We can break down this idea of summing our global light by separating our direct and indirect illumination of the scene. The image on the left is the result of the direct lighting (uniform or hemisphere) that we calculated in the previous part, while the image on the right is the result of the indirect lighting we calculated in this section. Therefore when you take the sum of the two lighting evaluations, you get the final global illumination of the scene.


Only Direct Lighting
Only Indirect Lighting



Changing the max ray depth, or the maximum depth of bounces for each ray, changes the output of the image. If we set our max ray depth to zero, then this is equivalent to no light bounces in the scene which will only result in the light source in the scene being shown. If we change this value to one, then the ray is allowed one bounce in the scene and results in direct lighting. When max ray depth is greater than or equal to two, we start to see the effects of indirect lighting, with each increase making the render slightly brighter than before. For example, at 100 max ray depth, the image is the most bright which can be seen in comparing the shadows in the back wall and on the floor.

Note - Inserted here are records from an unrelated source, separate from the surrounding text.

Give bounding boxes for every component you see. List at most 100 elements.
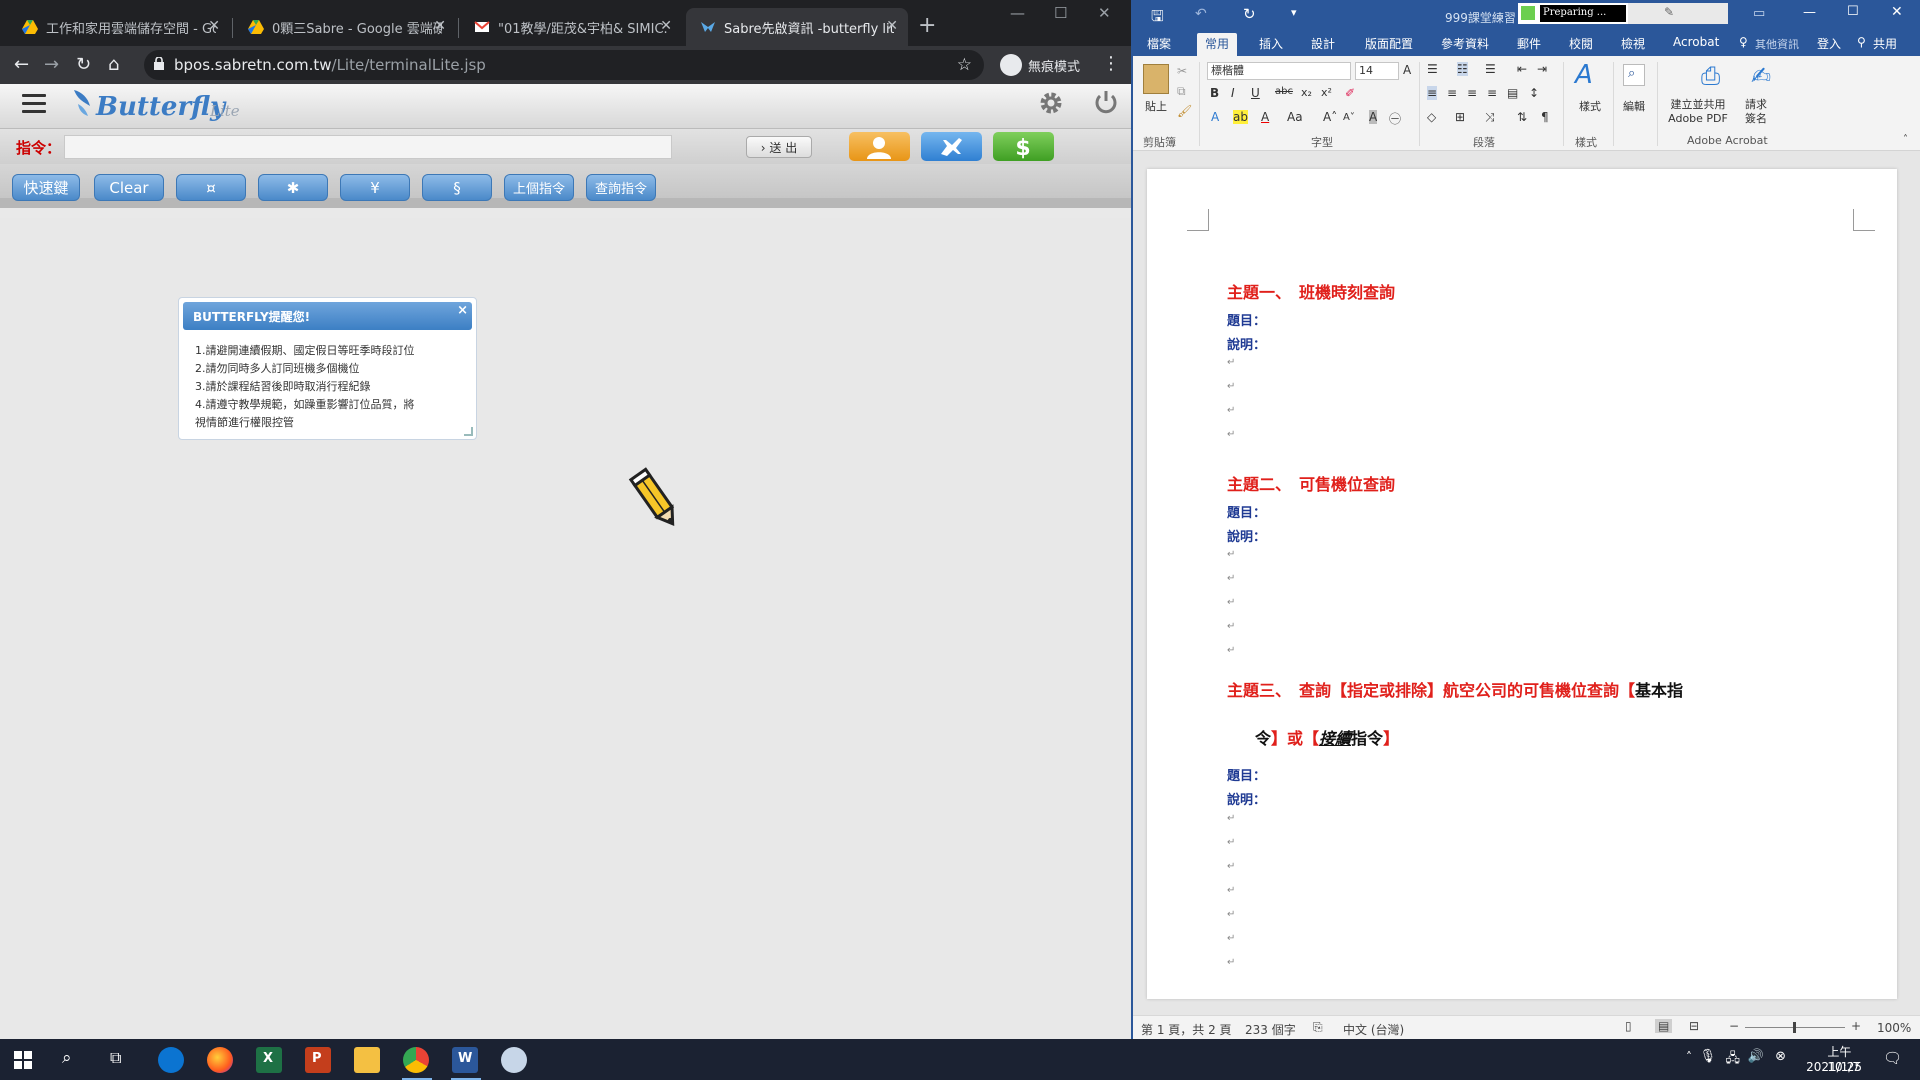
chrome-menu-icon[interactable]: ⋮	[1102, 53, 1120, 74]
request-signature-icon[interactable]: ✍	[1751, 62, 1771, 90]
maximize-icon[interactable]: ☐	[1847, 4, 1859, 19]
microphone-icon[interactable]: 🎙	[1699, 1049, 1716, 1064]
zoom-slider-thumb[interactable]	[1793, 1022, 1796, 1033]
decrease-indent-icon[interactable]: ⇤	[1517, 62, 1527, 76]
font-size-box[interactable]: 14	[1355, 62, 1399, 80]
format-painter-icon[interactable]: 🖌	[1177, 104, 1192, 118]
sign-in-link[interactable]: 登入	[1817, 35, 1841, 52]
undo-icon[interactable]: ↶	[1195, 6, 1207, 22]
share-button[interactable]: 共用	[1873, 35, 1897, 52]
zoom-level[interactable]: 100%	[1877, 1021, 1911, 1035]
tab-acrobat[interactable]: Acrobat	[1673, 35, 1719, 49]
hamburger-menu-icon[interactable]	[22, 94, 46, 114]
close-tab-icon[interactable]: ✕	[208, 18, 220, 34]
new-tab-button[interactable]: +	[918, 13, 936, 38]
borders-icon[interactable]: ⊞	[1455, 110, 1465, 124]
close-tab-icon[interactable]: ✕	[886, 18, 898, 34]
excel-icon[interactable]: X	[256, 1047, 282, 1073]
user-profile-button[interactable]	[849, 132, 910, 161]
flight-button[interactable]	[921, 132, 982, 161]
quick-access-dropdown-icon[interactable]: ▾	[1291, 6, 1297, 19]
grow-font-icon[interactable]: A˄	[1323, 110, 1337, 124]
save-icon[interactable]: 🖫	[1151, 6, 1164, 31]
tab-gmail[interactable]: "01教學/距茂&宇柏& SIMIC... ✕	[460, 8, 682, 46]
forward-arrow-icon[interactable]: →	[44, 54, 59, 75]
superscript-icon[interactable]: x²	[1321, 86, 1332, 99]
clear-formatting-icon[interactable]: ✐	[1345, 86, 1355, 100]
yen-button[interactable]: ¥	[340, 174, 410, 201]
fare-money-button[interactable]: $	[993, 132, 1054, 161]
increase-indent-icon[interactable]: ⇥	[1537, 62, 1547, 76]
collapse-ribbon-icon[interactable]: ˄	[1903, 134, 1908, 145]
ribbon-display-icon[interactable]: ▭	[1753, 6, 1765, 21]
power-icon[interactable]	[1092, 88, 1120, 116]
request-signature-label[interactable]: 請求簽名	[1745, 98, 1773, 126]
tab-insert[interactable]: 插入	[1259, 35, 1283, 52]
zoom-out-icon[interactable]: −	[1729, 1019, 1739, 1033]
command-input[interactable]	[64, 135, 672, 159]
create-pdf-icon[interactable]: ⎙	[1701, 62, 1720, 90]
language-indicator[interactable]: 中文 (台灣)	[1343, 1021, 1404, 1038]
file-explorer-icon[interactable]	[354, 1047, 380, 1073]
tab-references[interactable]: 參考資料	[1441, 35, 1489, 52]
clock-date[interactable]: 2021/1/7	[1806, 1060, 1860, 1074]
powerpoint-icon[interactable]: P	[305, 1047, 331, 1073]
proofing-icon[interactable]: ⎘	[1313, 1020, 1323, 1035]
character-shading-icon[interactable]: A	[1369, 110, 1378, 124]
sort-icon[interactable]: ⇅	[1517, 110, 1527, 124]
read-mode-icon[interactable]: ▯	[1625, 1019, 1632, 1033]
styles-icon[interactable]: A	[1575, 60, 1593, 90]
multilevel-list-icon[interactable]: ☰	[1485, 62, 1496, 76]
font-name-box[interactable]: 標楷體	[1207, 62, 1351, 80]
close-tab-icon[interactable]: ✕	[434, 18, 446, 34]
italic-icon[interactable]: I	[1231, 86, 1235, 100]
chrome-icon[interactable]	[403, 1047, 429, 1073]
hotkey-button[interactable]: 快速鍵	[12, 174, 80, 201]
previous-command-button[interactable]: 上個指令	[504, 174, 574, 201]
search-icon[interactable]: ⌕	[62, 1048, 72, 1068]
asian-layout-icon[interactable]: ⤨	[1485, 110, 1495, 125]
close-icon[interactable]: ×	[457, 303, 468, 318]
network-icon[interactable]: 🖧	[1726, 1049, 1741, 1071]
align-center-icon[interactable]: ≡	[1447, 86, 1457, 100]
ime-icon[interactable]: ⊗	[1775, 1049, 1786, 1064]
reload-icon[interactable]: ↻	[76, 54, 91, 75]
highlight-icon[interactable]: ab	[1233, 110, 1248, 124]
notification-icon[interactable]: 🗨	[1883, 1049, 1902, 1067]
bold-icon[interactable]: B	[1210, 86, 1219, 100]
incognito-badge[interactable]: 無痕模式	[1000, 51, 1080, 79]
clear-button[interactable]: Clear	[94, 174, 164, 201]
settings-gear-icon[interactable]	[1038, 90, 1064, 116]
paste-icon[interactable]	[1143, 64, 1169, 94]
copy-icon[interactable]: ⧉	[1177, 84, 1186, 99]
web-layout-icon[interactable]: ⊟	[1689, 1019, 1699, 1033]
send-button[interactable]: › 送 出	[746, 136, 812, 158]
address-bar[interactable]: bpos.sabretn.com.tw/Lite/terminalLite.js…	[144, 50, 984, 80]
paste-label[interactable]: 貼上	[1145, 98, 1167, 114]
tab-file[interactable]: 檔案	[1147, 35, 1171, 52]
styles-label[interactable]: 樣式	[1579, 98, 1601, 114]
line-spacing-icon[interactable]: ↕	[1529, 86, 1539, 100]
distributed-icon[interactable]: ▤	[1507, 86, 1518, 100]
tab-mailings[interactable]: 郵件	[1517, 35, 1541, 52]
create-pdf-label[interactable]: 建立並共用 Adobe PDF	[1663, 98, 1733, 126]
task-view-icon[interactable]: ⧉	[110, 1048, 121, 1068]
home-icon[interactable]: ⌂	[108, 54, 119, 75]
close-window-icon[interactable]: ✕	[1098, 4, 1111, 22]
tab-google-drive[interactable]: 工作和家用雲端儲存空間 - Go... ✕	[8, 8, 230, 46]
maximize-icon[interactable]: ☐	[1054, 4, 1067, 22]
document-page[interactable]: 主題一、 班機時刻查詢 題目： 說明： ↵ ↵ ↵ ↵ 主題二、 可售機位查詢 …	[1147, 169, 1897, 999]
app-icon[interactable]	[501, 1047, 527, 1073]
asterisk-button[interactable]: ✱	[258, 174, 328, 201]
numbering-icon[interactable]: ☷	[1457, 62, 1468, 76]
tray-expand-icon[interactable]: ˄	[1686, 1050, 1692, 1064]
tab-layout[interactable]: 版面配置	[1365, 35, 1413, 52]
word-count[interactable]: 233 個字	[1245, 1021, 1296, 1038]
resize-grip-icon[interactable]	[464, 427, 473, 436]
share-icon[interactable]: ⚲	[1857, 35, 1866, 49]
tab-sabre-drive[interactable]: 0顆三Sabre - Google 雲端硬... ✕	[234, 8, 456, 46]
redo-icon[interactable]: ↻	[1243, 5, 1256, 23]
tell-me-search[interactable]: 其他資訊	[1755, 36, 1799, 52]
minimize-icon[interactable]: —	[1803, 5, 1816, 20]
firefox-icon[interactable]	[207, 1047, 233, 1073]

Max Ray Depth = 0, Samples = 1024
Max Ray Depth = 1, Samples = 1024
iMax Ray Depth = 2, Samples = 1024

Max Ray Depth = 3, Samples = 1024
Max Ray Depth = 100, Samples = 1024


Changing the number of samples per pixel also affects the final render. Lowering the sample number results in more noise while increasing the sample number leads to clearer results.

1 Sample, 4 Light Rays
2 Samples, 4 Light Rays
4 Samples, 4 Light Rays

8 Samples, 4 Light Rays
16 Samples, 4 Light Rays
64 Samples, 4 Light Rays

1024 Samples, 4 Light Rays



Part 5: Adaptive Sampling

In the last part of the project we implemented adaptive sampling, which selectively samples the image based on which areas of the scene are more complex and therefore need more samples. This means going back to the beginning of the project in which we implemented ray generation and intersection tests. Going to the original loop we created to iterate through the pixels and rays of the image, we want to test whether certain pixels have converged. To do this, we simply need to keep track of a pixel's mean and standard deviation with every sample we take. After successfully implementing adaptive sampling, our renders can deal with noise in a image without having to uniformly process the entire image. Therefore it is both efficient and helpful for final renders. We can see what areas of the image are "more complex" or importance based on the rate image on the right. It serves almost as a heat map of the render with red and green areas needing more attention than blue ones.


CB Bunny 1024 Samples - Adaptive Sampling
CB Bunny Sampling Rate Image

After all of this hard work we are able to successfully render diffuse images!